Some parents still want to pay for their daughters wedding and some couples are still happy for that to happen. There's quite varied attitudes in society on such things so it's surprising you're amazed.
Removed User 10 Feb 2015
In reply to Mike Stretford:

I'm amazed people get married at all but ho hum.
 The Lemming 10 Feb 2015
In reply to Tall Clare:

> People tend to pay for their own weddings nowadays

And from what I've seen starting from the engagement, build-up through to the Big Day, the whole event is about the woman. The spotlight is on her from day One till the Champaign Breakfast the day after. The poor groom is just there as window dressing for 'Her Big Day'.

I however, can't complain as I've been living 'Over the brush' for 18 years. I, or we, don't conform to the socially accepted norms of a century ago. I also know my place within our nuclear unit, and its not the stereotypical Top-dog.

But then I am the UKC male sexist flag-barer, or so some may think.
1
 Tall Clare 10 Feb 2015
In reply to The Lemming:

What is this 'stereotypical top dog' and 'it's all about the woman'?
 The Lemming 10 Feb 2015
In reply to Tall Clare:

> What is this 'stereotypical top dog' and 'it's all about the woman'?

The wedding, is all about the woman. You are welcome to argue your point against that one.

As for the stereotypical Top Dog, in the long and distant caveman past, the male was the head of the household.
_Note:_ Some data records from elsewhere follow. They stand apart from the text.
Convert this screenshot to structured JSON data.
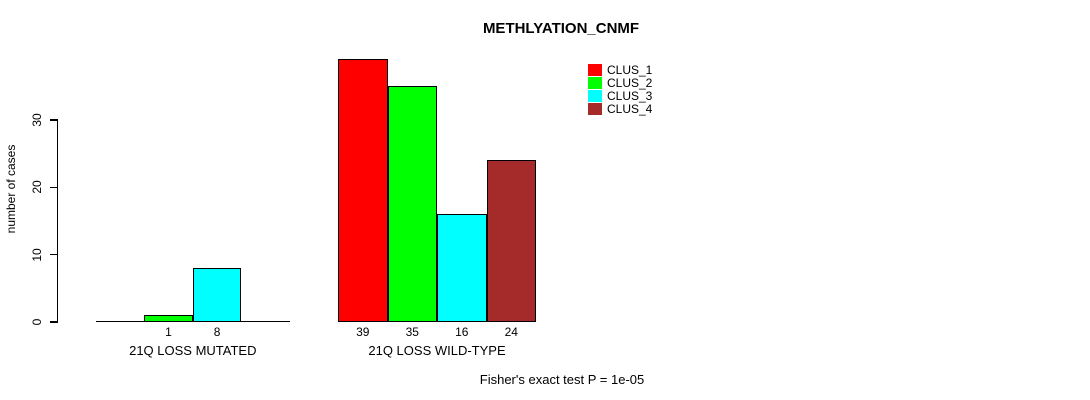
{
  "chart_data": {
    "type": "bar",
    "title": "METHLYATION_CNMF",
    "ylabel": "number of cases",
    "xlabel": "",
    "categories": [
      "21Q LOSS MUTATED",
      "21Q LOSS WILD-TYPE"
    ],
    "series": [
      {
        "name": "CLUS_1",
        "color": "#FF0000",
        "values": [
          0,
          39
        ]
      },
      {
        "name": "CLUS_2",
        "color": "#00FF00",
        "values": [
          1,
          35
        ]
      },
      {
        "name": "CLUS_3",
        "color": "#00FFFF",
        "values": [
          8,
          16
        ]
      },
      {
        "name": "CLUS_4",
        "color": "#A52A2A",
        "values": [
          0,
          24
        ]
      }
    ],
    "bar_value_labels": [
      "1",
      "8",
      "39",
      "35",
      "16",
      "24"
    ],
    "yticks": [
      "0",
      "10",
      "20",
      "30"
    ],
    "ylim": [
      0,
      30
    ],
    "grid": false,
    "legend_position": "top-right",
    "legend_entries": [
      "CLUS_1",
      "CLUS_2",
      "CLUS_3",
      "CLUS_4"
    ],
    "annotation": "Fisher's exact test P = 1e-05",
    "background_color": "#FFFFFF",
    "axis_color": "#000000"
  }
}
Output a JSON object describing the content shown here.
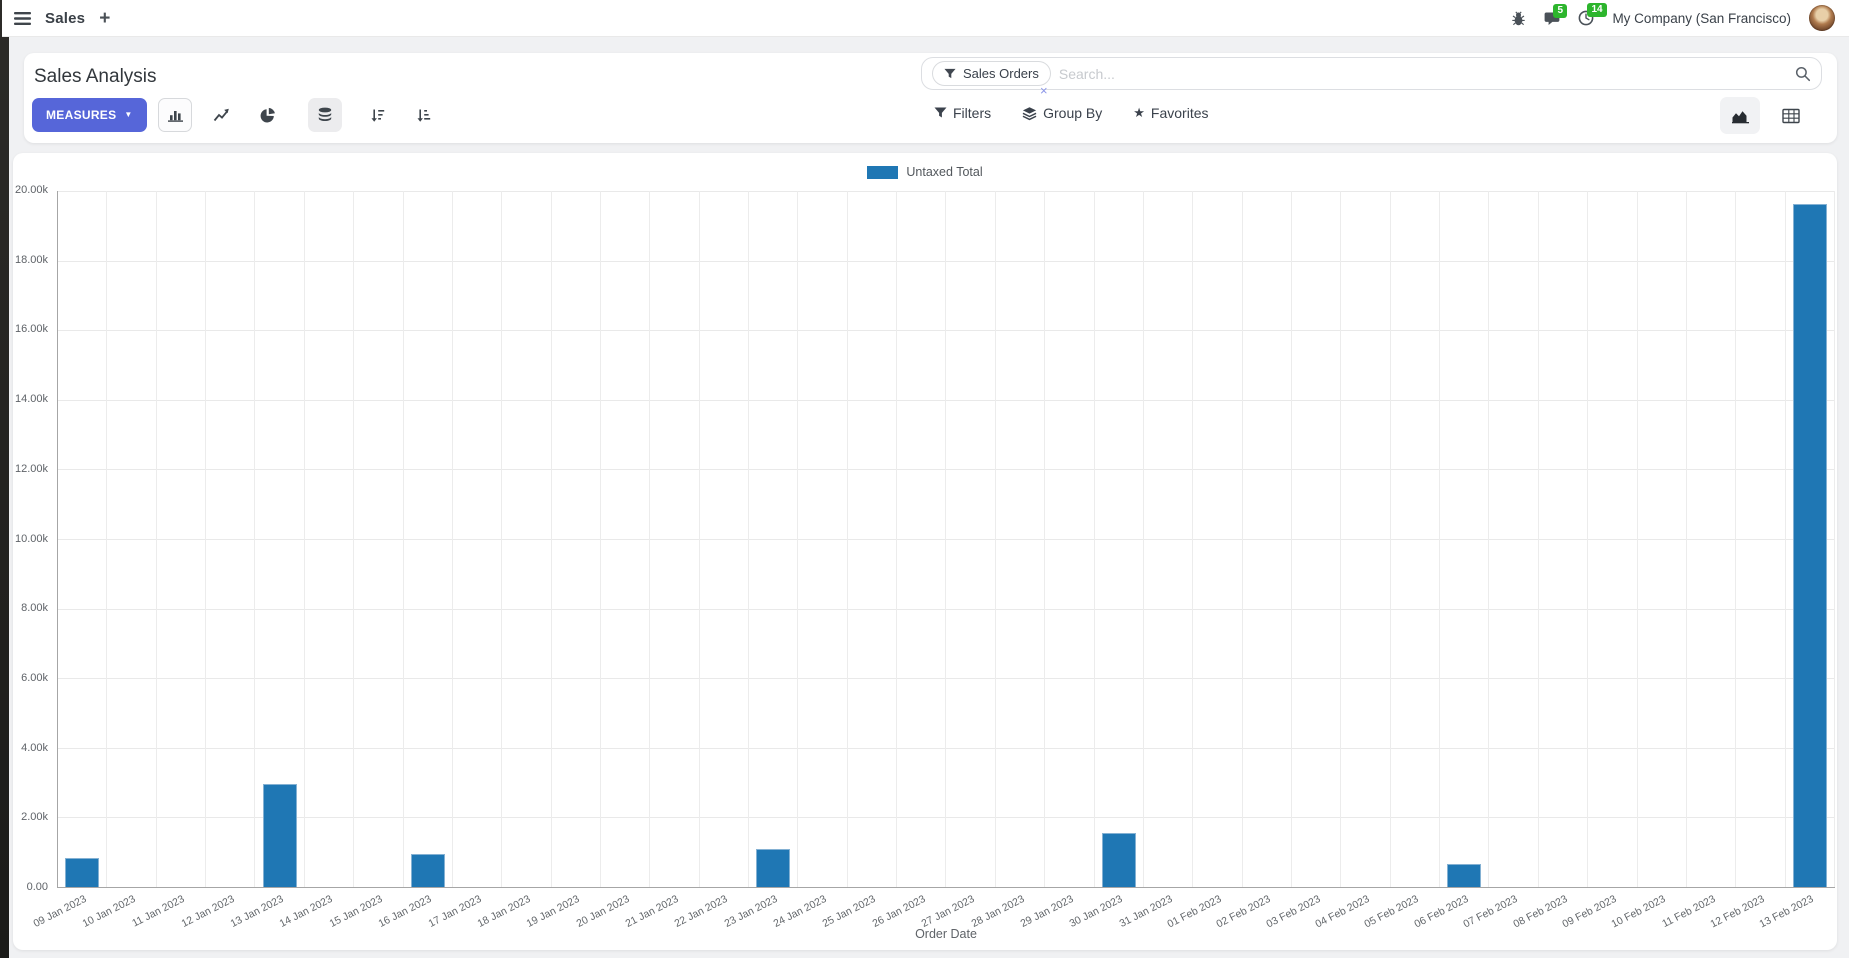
{
  "navbar": {
    "app_name": "Sales",
    "new_tab": "+",
    "messages_badge": "5",
    "activities_badge": "14",
    "company": "My Company (San Francisco)"
  },
  "control_panel": {
    "title": "Sales Analysis",
    "measures_label": "MEASURES",
    "filters_label": "Filters",
    "group_by_label": "Group By",
    "favorites_label": "Favorites",
    "search": {
      "facet_label": "Sales Orders",
      "placeholder": "Search...",
      "facet_remove": "×"
    }
  },
  "colors": {
    "accent": "#5666d9",
    "bar": "#1f77b4",
    "badge_green": "#2db52d"
  },
  "chart_data": {
    "type": "bar",
    "title": "",
    "legend": [
      "Untaxed Total"
    ],
    "legend_position": "top-center",
    "grid": true,
    "xlabel": "Order Date",
    "ylabel": "",
    "ylim": [
      0,
      20000
    ],
    "y_tick_labels": [
      "20.00k",
      "18.00k",
      "16.00k",
      "14.00k",
      "12.00k",
      "10.00k",
      "8.00k",
      "6.00k",
      "4.00k",
      "2.00k",
      "0.00"
    ],
    "categories": [
      "09 Jan 2023",
      "10 Jan 2023",
      "11 Jan 2023",
      "12 Jan 2023",
      "13 Jan 2023",
      "14 Jan 2023",
      "15 Jan 2023",
      "16 Jan 2023",
      "17 Jan 2023",
      "18 Jan 2023",
      "19 Jan 2023",
      "20 Jan 2023",
      "21 Jan 2023",
      "22 Jan 2023",
      "23 Jan 2023",
      "24 Jan 2023",
      "25 Jan 2023",
      "26 Jan 2023",
      "27 Jan 2023",
      "28 Jan 2023",
      "29 Jan 2023",
      "30 Jan 2023",
      "31 Jan 2023",
      "01 Feb 2023",
      "02 Feb 2023",
      "03 Feb 2023",
      "04 Feb 2023",
      "05 Feb 2023",
      "06 Feb 2023",
      "07 Feb 2023",
      "08 Feb 2023",
      "09 Feb 2023",
      "10 Feb 2023",
      "11 Feb 2023",
      "12 Feb 2023",
      "13 Feb 2023"
    ],
    "series": [
      {
        "name": "Untaxed Total",
        "color": "#1f77b4",
        "values": [
          820,
          0,
          0,
          0,
          2950,
          0,
          0,
          940,
          0,
          0,
          0,
          0,
          0,
          0,
          1090,
          0,
          0,
          0,
          0,
          0,
          0,
          1540,
          0,
          0,
          0,
          0,
          0,
          0,
          660,
          0,
          0,
          0,
          0,
          0,
          0,
          19630
        ]
      }
    ]
  }
}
Times have changed about the roles within the home but a wedding is still all about the girl.
1
 Tall Clare 10 Feb 2015
In reply to The Lemming:

Not for everyone.
 Mike Stretford 10 Feb 2015
In reply to The Lemming:
> Times have changed about the roles within the home but a wedding is still all about the girl.
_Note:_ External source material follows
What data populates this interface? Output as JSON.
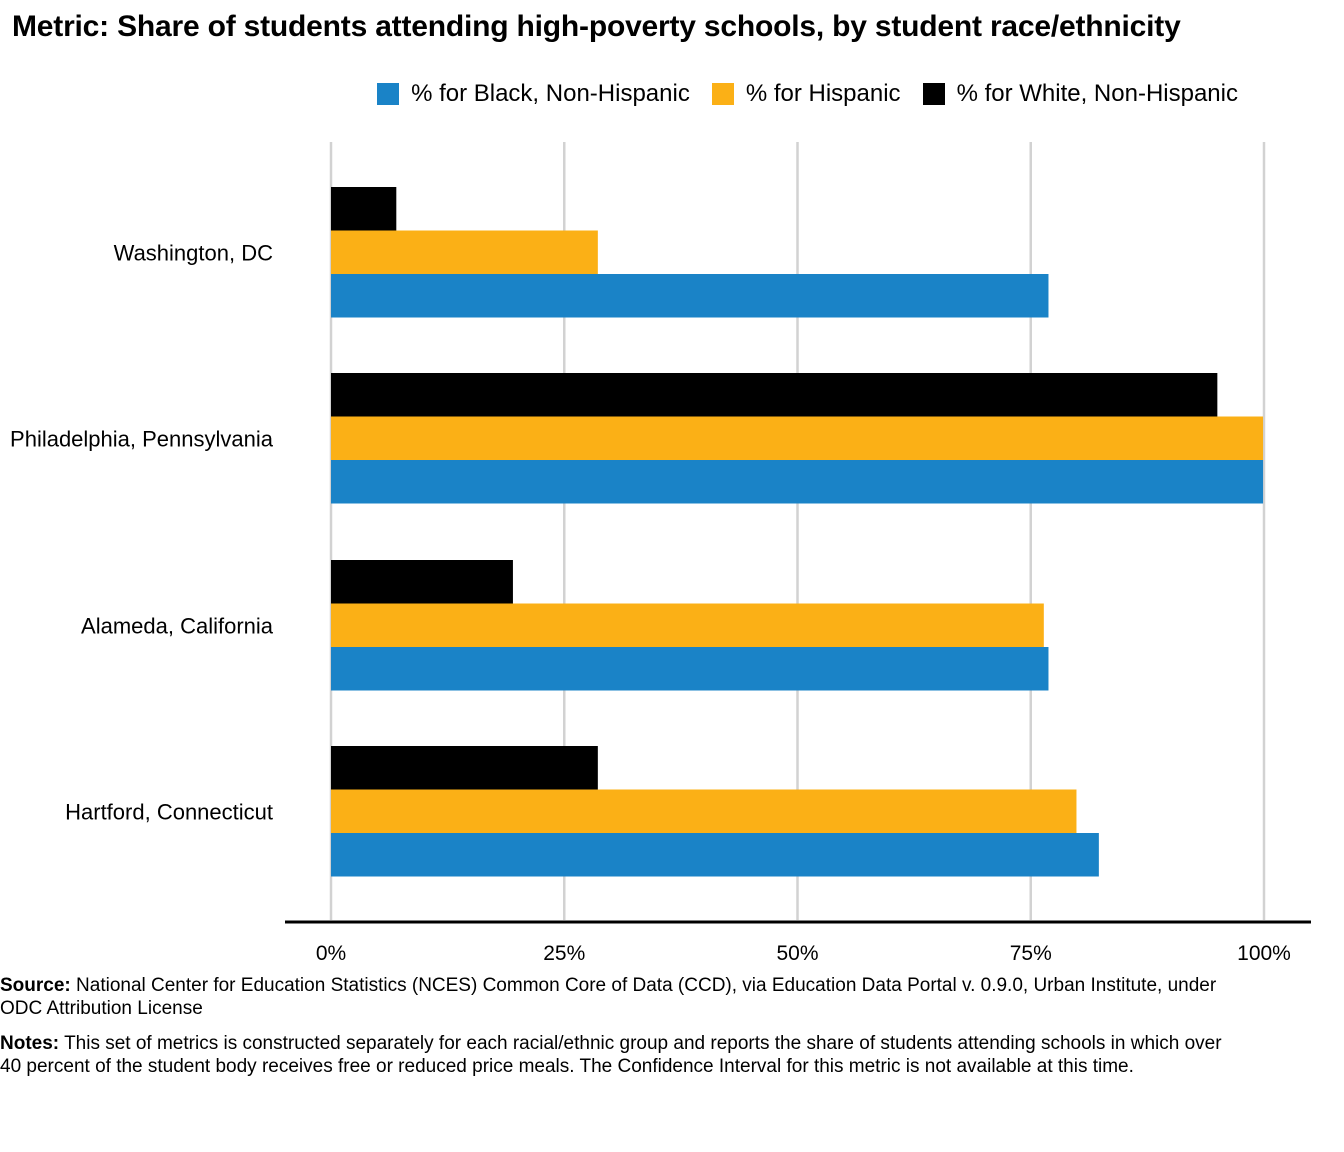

No I went to a few last year and it's not all about the girl, irrespective of demographic. You can see the traditions do hark back to the days when woman were property, that's Hardon's and TCs popint.... the best man speaks, but for the bride it's her dad, and still the 'giving away' of the bride. Personally, I think we can give a nod to past traditions while moving forward socially.
Post edited at 14:27
 The Lemming 10 Feb 2015
In reply to Tall Clare:

> Not for everyone.

I agree.
 MG 10 Feb 2015
In reply to Tall Clare:

> Not for everyone.

True but Weddinge Faryres aren't aimed at men, I think.
 skog 10 Feb 2015
 MG 10 Feb 2015
In reply to skog:

Hmm! And I'm not sure that's aimed at anyone at all really!
 mbh 10 Feb 2015
In reply to Tall Clare:

Are things going backwards?

My wife and I didn't have stag/hen dos, wedding lists, or speeches by the best this or that or anyone else, but find that the first of our brood to get married (if all stays on track!), and my youngest (by far) cousin have already planned all of that, more than a year in advance. It seems to be very formulaic (there have already been bended knees etc) and all about the photos, and I would be very surprised if someone doesn't get asked to "give" someone away at at least one of those events.
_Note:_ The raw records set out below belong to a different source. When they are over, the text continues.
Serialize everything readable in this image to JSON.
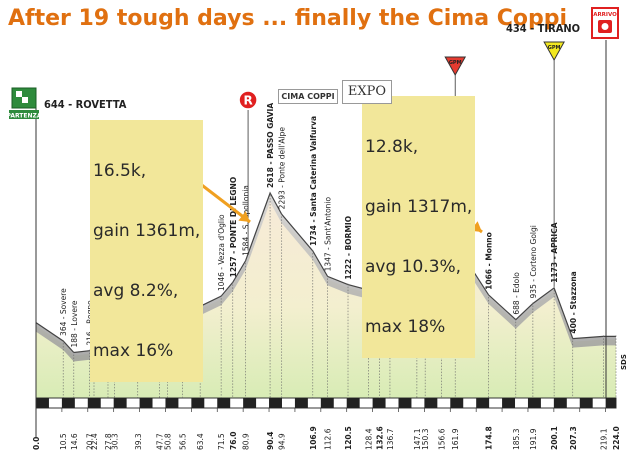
{
  "headline": "After 19 tough days ... finally the Cima Coppi",
  "start": {
    "label": "644 - ROVETTA",
    "sign": "PARTENZA"
  },
  "finish": {
    "label": "434 - TIRANO",
    "sign": "ARRIVO"
  },
  "cima_coppi_label": "CIMA COPPI",
  "expo_label": "EXPO",
  "right_edge_label": "SDS",
  "km_labels": [
    {
      "km": "0.0",
      "name": "",
      "alt": "",
      "bold": true
    },
    {
      "km": "10.5",
      "name": "364 - Sovere",
      "alt": ""
    },
    {
      "km": "14.6",
      "name": "188 - Lovere",
      "alt": ""
    },
    {
      "km": "20.7",
      "name": "216 - Rogno",
      "alt": ""
    },
    {
      "km": "22.4",
      "name": "221 - Darfo-Boario Terme",
      "alt": ""
    },
    {
      "km": "27.8",
      "name": "237 - Malegno",
      "alt": ""
    },
    {
      "km": "30.3",
      "name": "334 - Breno",
      "alt": ""
    },
    {
      "km": "39.3",
      "name": "364 - Capo di Ponte",
      "alt": ""
    },
    {
      "km": "47.7",
      "name": "425 - Cedegolo",
      "alt": ""
    },
    {
      "km": "50.8",
      "name": "510 - Malonno",
      "alt": ""
    },
    {
      "km": "56.5",
      "name": "688 - Edolo",
      "alt": ""
    },
    {
      "km": "63.4",
      "name": "892 - Bv. Di Monno",
      "alt": ""
    },
    {
      "km": "71.5",
      "name": "1046 - Vezza d'Oglio",
      "alt": ""
    },
    {
      "km": "76.0",
      "name": "1257 - PONTE DI LEGNO",
      "alt": "",
      "bold": true
    },
    {
      "km": "80.9",
      "name": "1584 - S. Apollonia",
      "alt": ""
    },
    {
      "km": "90.4",
      "name": "2618 - PASSO GAVIA",
      "alt": "",
      "bold": true
    },
    {
      "km": "94.9",
      "name": "2293 - Ponte dell'Alpe",
      "alt": ""
    },
    {
      "km": "106.9",
      "name": "1734 - Santa Caterina Valfurva",
      "alt": "",
      "bold": true
    },
    {
      "km": "112.6",
      "name": "1347 - Sant'Antonio",
      "alt": ""
    },
    {
      "km": "120.5",
      "name": "1222 - BORMIO",
      "alt": "",
      "bold": true
    },
    {
      "km": "128.4",
      "name": "1141 - Cepina",
      "alt": ""
    },
    {
      "km": "132.6",
      "name": "949 - Le Prese",
      "alt": "",
      "bold": true
    },
    {
      "km": "136.7",
      "name": "872 - Bv. di Sondalo",
      "alt": ""
    },
    {
      "km": "147.1",
      "name": "653 - Grosio",
      "alt": ""
    },
    {
      "km": "150.3",
      "name": "537 - Mazzo in Valtellina",
      "alt": ""
    },
    {
      "km": "156.6",
      "name": "",
      "alt": ""
    },
    {
      "km": "161.9",
      "name": "1854 - PASSO DEL MORTIROLO",
      "alt": ""
    },
    {
      "km": "174.8",
      "name": "1066 - Monno",
      "alt": "",
      "bold": true
    },
    {
      "km": "185.3",
      "name": "688 - Edolo",
      "alt": ""
    },
    {
      "km": "191.9",
      "name": "935 - Corteno Golgi",
      "alt": ""
    },
    {
      "km": "200.1",
      "name": "1173 - APRICA",
      "alt": "",
      "bold": true
    },
    {
      "km": "207.3",
      "name": "400 - Stazzona",
      "alt": "",
      "bold": true
    },
    {
      "km": "219.1",
      "name": "",
      "alt": ""
    },
    {
      "km": "224.0",
      "name": "",
      "alt": "",
      "bold": true
    }
  ],
  "axis_ticks": [
    "0",
    "10",
    "20",
    "30",
    "40",
    "50",
    "60",
    "70",
    "80",
    "90",
    "100",
    "110",
    "120",
    "130",
    "140",
    "150",
    "160",
    "170",
    "180",
    "190",
    "200",
    "210",
    "220"
  ],
  "annotations": [
    {
      "lines": [
        "16.5k,",
        "gain 1361m,",
        "avg 8.2%,",
        "max 16%"
      ]
    },
    {
      "lines": [
        "12.8k,",
        "gain 1317m,",
        "avg 10.3%,",
        "max 18%"
      ]
    }
  ],
  "gpm_label": "GPM",
  "r_label": "R",
  "chart_data": {
    "type": "area",
    "title": "After 19 tough days ... finally the Cima Coppi",
    "xlabel": "",
    "ylabel": "",
    "x_unit": "km",
    "xlim": [
      0,
      224
    ],
    "ylim": [
      0,
      2800
    ],
    "profile": [
      {
        "x": 0.0,
        "y": 644
      },
      {
        "x": 10.5,
        "y": 364
      },
      {
        "x": 14.6,
        "y": 188
      },
      {
        "x": 20.7,
        "y": 216
      },
      {
        "x": 22.4,
        "y": 221
      },
      {
        "x": 27.8,
        "y": 237
      },
      {
        "x": 30.3,
        "y": 334
      },
      {
        "x": 39.3,
        "y": 364
      },
      {
        "x": 47.7,
        "y": 425
      },
      {
        "x": 50.8,
        "y": 510
      },
      {
        "x": 56.5,
        "y": 688
      },
      {
        "x": 63.4,
        "y": 892
      },
      {
        "x": 71.5,
        "y": 1046
      },
      {
        "x": 76.0,
        "y": 1257
      },
      {
        "x": 80.9,
        "y": 1584
      },
      {
        "x": 90.4,
        "y": 2618
      },
      {
        "x": 94.9,
        "y": 2293
      },
      {
        "x": 106.9,
        "y": 1734
      },
      {
        "x": 112.6,
        "y": 1347
      },
      {
        "x": 120.5,
        "y": 1222
      },
      {
        "x": 128.4,
        "y": 1141
      },
      {
        "x": 132.6,
        "y": 949
      },
      {
        "x": 136.7,
        "y": 872
      },
      {
        "x": 147.1,
        "y": 653
      },
      {
        "x": 150.3,
        "y": 537
      },
      {
        "x": 161.9,
        "y": 1854
      },
      {
        "x": 174.8,
        "y": 1066
      },
      {
        "x": 185.3,
        "y": 688
      },
      {
        "x": 191.9,
        "y": 935
      },
      {
        "x": 200.1,
        "y": 1173
      },
      {
        "x": 207.3,
        "y": 400
      },
      {
        "x": 219.1,
        "y": 434
      },
      {
        "x": 224.0,
        "y": 434
      }
    ],
    "colors": {
      "headline": "#e07010",
      "note_bg": "#f2e79a",
      "arrow": "#f0a020",
      "climb_gray": "#b8b8b8",
      "fill_top": "#f6ead6",
      "fill_bottom": "#d9edb8"
    }
  }
}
Not that we didn't put any effort into it, when we got round to it. We wanted a party for our families who, we knew, would want us to be happy and to celebrate the prospect of that, and had, by all accounts, the best wedding anyone who was there can remember. The weather helped, mind, and the guests saw to the rest.
 climbwhenready 10 Feb 2015
In reply to mbh:

Not really going backwards, I don't think, because none of this ever went away. It's not like society stopped having traditional weddings and they're now coming back. I would hazard to say that you're the exception rather than the rule.
 The New NickB 10 Feb 2015
In reply to MG:

> True but Weddinge Faryres aren't aimed at men, I think.

Probably more things to sell to the bride, but actually I think a lot will want the groom to attend, double the audience to sell to.

Last few weddings I have been to the groom has hired a sports car rather than the traditional chauffeur driven roller.